Die Sekunden schienen in Zeitlupe zu vergehen: Salbeiherz fuhr während dem Sturz die Krallen aus und versuchte verzweifelt mit ihnen

Mondstrahls Pelz zu erreichen. Diese aber bekam von alldem wenig mit. Sie zeigte keine Emotionen, keinen Schock und auch keine Panik.

Sie fiel einfach nur wie ein schlaffer Bündel Fell in die Tiefe: Widerstandslos und mit nur halb geöffneten Augen.

Die nächsten Herzschläge verflossen nur langsam und mit ihnen näherte sich Salbeiherz ihr endlich.

Der graue Kater nutzte den Moment, an dem er Mondstrahl am nähesten war und schlug mit ausgefahrenen Krallen nach ihr.

Seine Krallen bohrten sich wie Dornen in Mondstrahls Pelz, trotzdem zeigte die cremefarbene Kriegerin noch immer keine Reaktion.

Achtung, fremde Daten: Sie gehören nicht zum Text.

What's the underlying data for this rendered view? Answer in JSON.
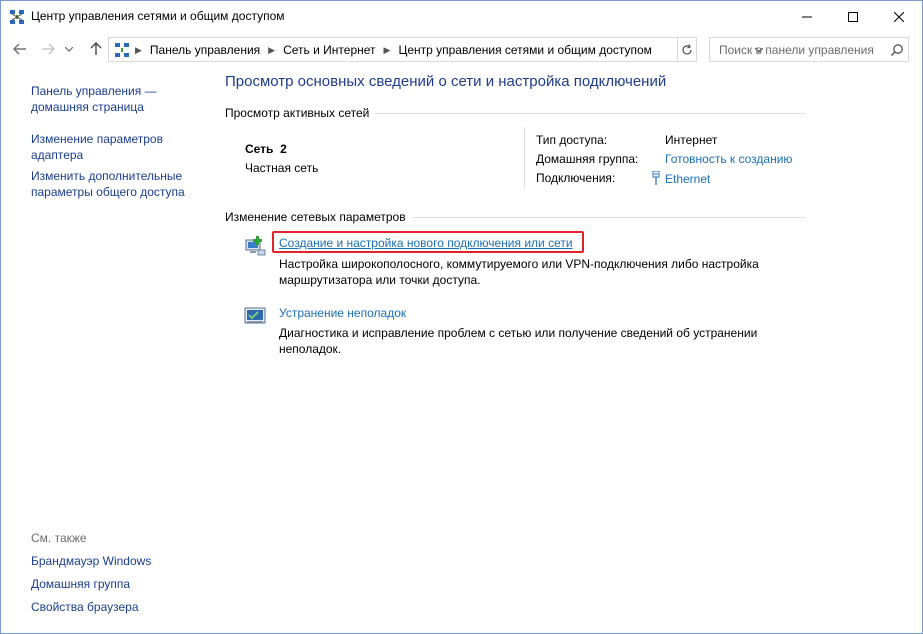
{
  "window": {
    "title": "Центр управления сетями и общим доступом"
  },
  "address": {
    "crumbs": [
      "Панель управления",
      "Сеть и Интернет",
      "Центр управления сетями и общим доступом"
    ],
    "search_placeholder": "Поиск в панели управления"
  },
  "left_pane": {
    "home_link": "Панель управления — домашняя страница",
    "adapter_link": "Изменение параметров адаптера",
    "sharing_link": "Изменить дополнительные параметры общего доступа",
    "see_also_label": "См. также",
    "see_also": [
      "Брандмауэр Windows",
      "Домашняя группа",
      "Свойства браузера"
    ]
  },
  "main": {
    "title": "Просмотр основных сведений о сети и настройка подключений",
    "active_networks_header": "Просмотр активных сетей",
    "network_name": "Сеть  2",
    "network_type": "Частная сеть",
    "access_type_label": "Тип доступа:",
    "access_type_value": "Интернет",
    "homegroup_label": "Домашняя группа:",
    "homegroup_value": "Готовность к созданию",
    "connections_label": "Подключения:",
    "connections_value": "Ethernet",
    "change_settings_header": "Изменение сетевых параметров",
    "task1_link": "Создание и настройка нового подключения или сети",
    "task1_desc": "Настройка широкополосного, коммутируемого или VPN-подключения либо настройка маршрутизатора или точки доступа.",
    "task2_link": "Устранение неполадок",
    "task2_desc": "Диагностика и исправление проблем с сетью или получение сведений об устранении неполадок."
  },
  "colors": {
    "link": "#1a6fb5",
    "title": "#1e3c8c",
    "highlight_box": "#e0242b"
  }
}
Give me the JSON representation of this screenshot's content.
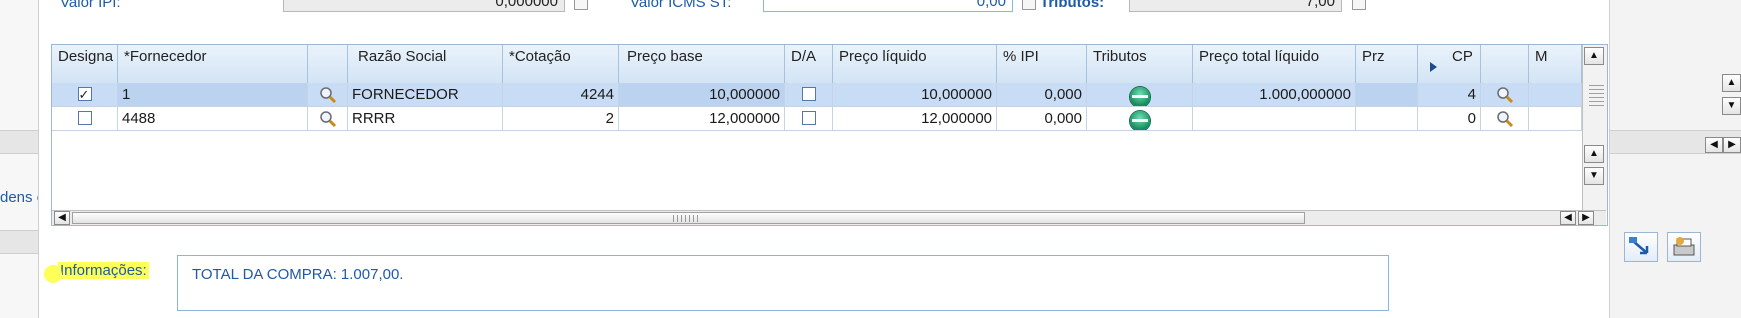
{
  "top_form": {
    "valor_ipi_label": "Valor IPI:",
    "valor_ipi_value": "0,000000",
    "valor_icms_st_label": "Valor ICMS ST:",
    "valor_icms_st_value": "0,00",
    "tributos_label": "Tributos:",
    "tributos_value": "7,00"
  },
  "left_fragment_text": "dens o",
  "grid": {
    "columns": [
      "Designa",
      "*Fornecedor",
      "",
      "Razão Social",
      "*Cotação",
      "Preço base",
      "D/A",
      "Preço líquido",
      "% IPI",
      "Tributos",
      "Preço total líquido",
      "Prz",
      "CP",
      "",
      "M"
    ],
    "rows": [
      {
        "designa_checked": true,
        "fornecedor": "1",
        "razao_social": "FORNECEDOR",
        "cotacao": "4244",
        "preco_base": "10,000000",
        "da_checked": false,
        "preco_liquido": "10,000000",
        "pct_ipi": "0,000",
        "preco_total_liquido": "1.000,000000",
        "prz": "",
        "cp": "4",
        "selected": true
      },
      {
        "designa_checked": false,
        "fornecedor": "4488",
        "razao_social": "RRRR",
        "cotacao": "2",
        "preco_base": "12,000000",
        "da_checked": false,
        "preco_liquido": "12,000000",
        "pct_ipi": "0,000",
        "preco_total_liquido": "",
        "prz": "",
        "cp": "0",
        "selected": false
      }
    ]
  },
  "info": {
    "label": "Informações:",
    "text": "TOTAL DA COMPRA: 1.007,00."
  },
  "icons": {
    "lookup": "magnifier-icon",
    "tributos": "green-status-ball-icon"
  },
  "colors": {
    "label_blue": "#1e5aa8",
    "header_bg": "#d3e4f5",
    "selected_row": "#c8dcf5",
    "highlight": "#ffff5a"
  }
}
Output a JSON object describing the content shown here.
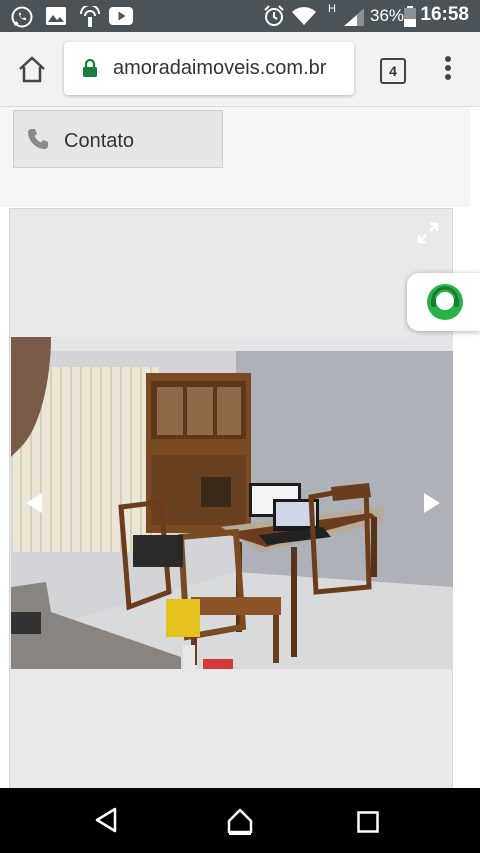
{
  "status_bar": {
    "notification_icons": [
      "whatsapp-icon",
      "image-icon",
      "wifi-calling-icon",
      "youtube-icon"
    ],
    "signal_letter": "H",
    "battery": "36%",
    "time": "16:58"
  },
  "browser": {
    "url": "amoradaimoveis.com.br",
    "tab_count": "4"
  },
  "page": {
    "contact_label": "Contato"
  },
  "gallery": {
    "photo_description_icons": [
      "expand-icon",
      "prev-arrow-icon",
      "next-arrow-icon"
    ]
  },
  "colors": {
    "status_bar": "#4b5258",
    "lock_green": "#188038",
    "chat_green": "#2ab24a"
  }
}
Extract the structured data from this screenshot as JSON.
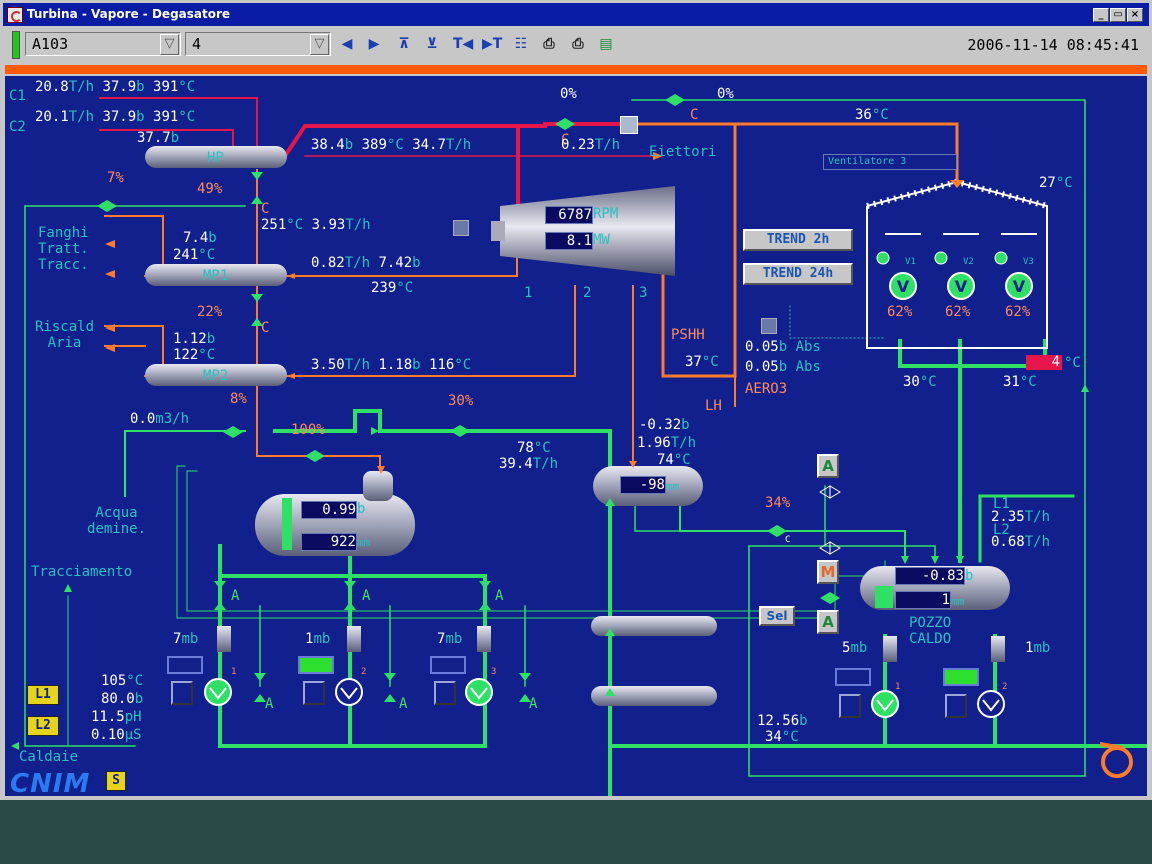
{
  "window": {
    "title": "Turbina - Vapore - Degasatore",
    "buttons": [
      "_",
      "▭",
      "×"
    ]
  },
  "toolbar": {
    "combo1": "A103",
    "combo2": "4",
    "datetime": "2006-11-14 08:45:41",
    "icons": [
      "arrow-left-icon",
      "arrow-right-icon",
      "tree-up-icon",
      "tree-down-icon",
      "first-icon",
      "last-icon",
      "hierarchy-icon",
      "print-icon",
      "print2-icon",
      "trash-icon"
    ]
  },
  "colors": {
    "background": "#11208c",
    "steam": "#ff7a2a",
    "water": "#2ee064",
    "hot": "#e6154a",
    "value": "#ffffff",
    "unit": "#29c0c0"
  },
  "inputs": {
    "c1": {
      "label": "C1",
      "flow": "20.8",
      "flow_u": "T/h",
      "press": "37.9",
      "press_u": "b",
      "temp": "391",
      "temp_u": "°C"
    },
    "c2": {
      "label": "C2",
      "flow": "20.1",
      "flow_u": "T/h",
      "press": "37.9",
      "press_u": "b",
      "temp": "391",
      "temp_u": "°C"
    },
    "hp_press": "37.7",
    "hp_press_u": "b"
  },
  "headers": {
    "hp": "HP",
    "mp1": "MP1",
    "mp2": "MP2"
  },
  "hp_out": {
    "press": "38.4",
    "temp": "389",
    "flow": "34.7"
  },
  "ejector": {
    "valve1_pct": "0%",
    "valve2_pct": "0%",
    "flow": "0.23",
    "label": "Eiettori",
    "c1": "C",
    "c2": "C",
    "temp": "36"
  },
  "left": {
    "v7": "7%",
    "v49": "49%",
    "c": "C",
    "temp251": "251",
    "flow393": "3.93",
    "fanghi": "Fanghi\nTratt.\nTracc.",
    "mp1_press": "7.4",
    "mp1_temp": "241",
    "mp1_in_flow": "0.82",
    "mp1_in_press": "7.42",
    "mp1_in_temp": "239",
    "v22": "22%",
    "c2": "C",
    "riscald": "Riscald\nAria",
    "mp2_press": "1.12",
    "mp2_temp": "122",
    "mp2_flow": "3.50",
    "mp2_in_press": "1.18",
    "mp2_in_temp": "116",
    "v8": "8%"
  },
  "turbine": {
    "rpm": "6787",
    "rpm_u": "RPM",
    "mw": "8.1",
    "mw_u": "MW",
    "ext1": "1",
    "ext2": "2",
    "ext3": "3"
  },
  "pshh": {
    "label": "PSHH",
    "temp": "37",
    "abs1": "0.05",
    "abs2": "0.05",
    "abs_u": "b Abs",
    "aero": "AERO3",
    "lh": "LH"
  },
  "trend": {
    "t2h": "TREND 2h",
    "t24h": "TREND 24h"
  },
  "aero": {
    "title": "Ventilatore 3",
    "fans": [
      {
        "id": "V1",
        "pct": "62%"
      },
      {
        "id": "V2",
        "pct": "62%"
      },
      {
        "id": "V3",
        "pct": "62%"
      }
    ],
    "temp_in": "27",
    "out1": "30",
    "out2": "31",
    "alarm": "4"
  },
  "demin": {
    "flow": "0.0",
    "flow_u": "m3/h",
    "label": "Acqua\ndemine.",
    "v100": "100%",
    "v30": "30%"
  },
  "degasser": {
    "press": "0.99",
    "level": "922",
    "level_u": "mm",
    "flow_temp": "78",
    "flow": "39.4"
  },
  "tracciamento": "Tracciamento",
  "feed_pumps": [
    {
      "mb": "7",
      "num": "1",
      "status": "off"
    },
    {
      "mb": "1",
      "num": "2",
      "status": "on"
    },
    {
      "mb": "7",
      "num": "3",
      "status": "off"
    }
  ],
  "boiler": {
    "temp": "105",
    "press": "80.0",
    "ph": "11.5",
    "cond": "0.10",
    "caldaie": "Caldaie",
    "l1": "L1",
    "l2": "L2"
  },
  "condenser_hx": {
    "press": "-0.32",
    "flow": "1.96",
    "temp": "74",
    "level": "-98"
  },
  "hotwell": {
    "v34": "34%",
    "c": "C",
    "press": "-0.83",
    "level": "1",
    "title": "POZZO\nCALDO",
    "l1_label": "L1",
    "l1": "2.35",
    "l2_label": "L2",
    "l2": "0.68",
    "pump1_mb": "5",
    "pump2_mb": "1",
    "pump1_num": "1",
    "pump2_num": "2",
    "out_press": "12.56",
    "out_temp": "34",
    "a": "A",
    "m": "M",
    "sel": "Sel"
  },
  "brand": {
    "name": "CNIM",
    "s": "S"
  }
}
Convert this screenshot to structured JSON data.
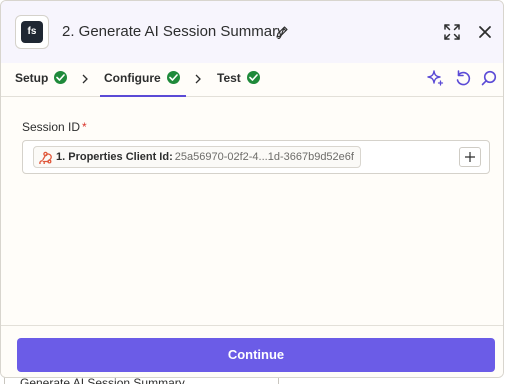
{
  "header": {
    "app_logo_text": "fs",
    "title": "2. Generate AI Session Summary",
    "icons": [
      "pencil-icon",
      "expand-icon",
      "close-icon"
    ]
  },
  "tabs": [
    {
      "label": "Setup",
      "status": "complete",
      "active": false
    },
    {
      "label": "Configure",
      "status": "complete",
      "active": true
    },
    {
      "label": "Test",
      "status": "complete",
      "active": false
    }
  ],
  "toolbar_icons": [
    "ai-sparkle-icon",
    "undo-icon",
    "search-icon"
  ],
  "form": {
    "field_label": "Session ID",
    "required_marker": "*",
    "pill": {
      "icon": "webhook-icon",
      "step": "1. Properties Client Id:",
      "value": "25a56970-02f2-4...1d-3667b9d52e6f"
    },
    "add_icon": "plus-icon"
  },
  "footer": {
    "continue_label": "Continue"
  },
  "background_text": "Generate AI Session Summary",
  "colors": {
    "accent": "#6b5ce7",
    "check_green": "#1f8a3b",
    "required_red": "#d9342b",
    "webhook_orange": "#e0573a"
  }
}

Sie machte sich nicht mal die Mühe ihre Augen zu öffnen, um zu sehen, was da geschah. Sie bemerkte anscheinend auch nicht,

wie Salbeiherz sich in der Luft drehte, sodass sie nun auf ihm lag. Der graue Kater schlang seinen buschigen Schwanz um den zierlichen Körper der Kätzin

und drückte sie fest an sich, damit sie nicht von ihm wegrutschen konnte. Dadurch war er derjenige,

der den schmerzhaften Schlag auf den knallharten Erdboden zu spüren bekam. Er zuckte nur kurz zusammen, danach lag er still.

Herbstbrise schnappte entsetzt nach Luft. Er darf nicht tot sein! Bitte nicht! Sie wollte diese schreckliche Befürchtung nicht wahrhaben.

Zitternd vor Angst warf sie Finkenblatt einen kläglichen Blick zu. Doch die grau getigerte Kätzin schien sie kaum wahrzunehmen.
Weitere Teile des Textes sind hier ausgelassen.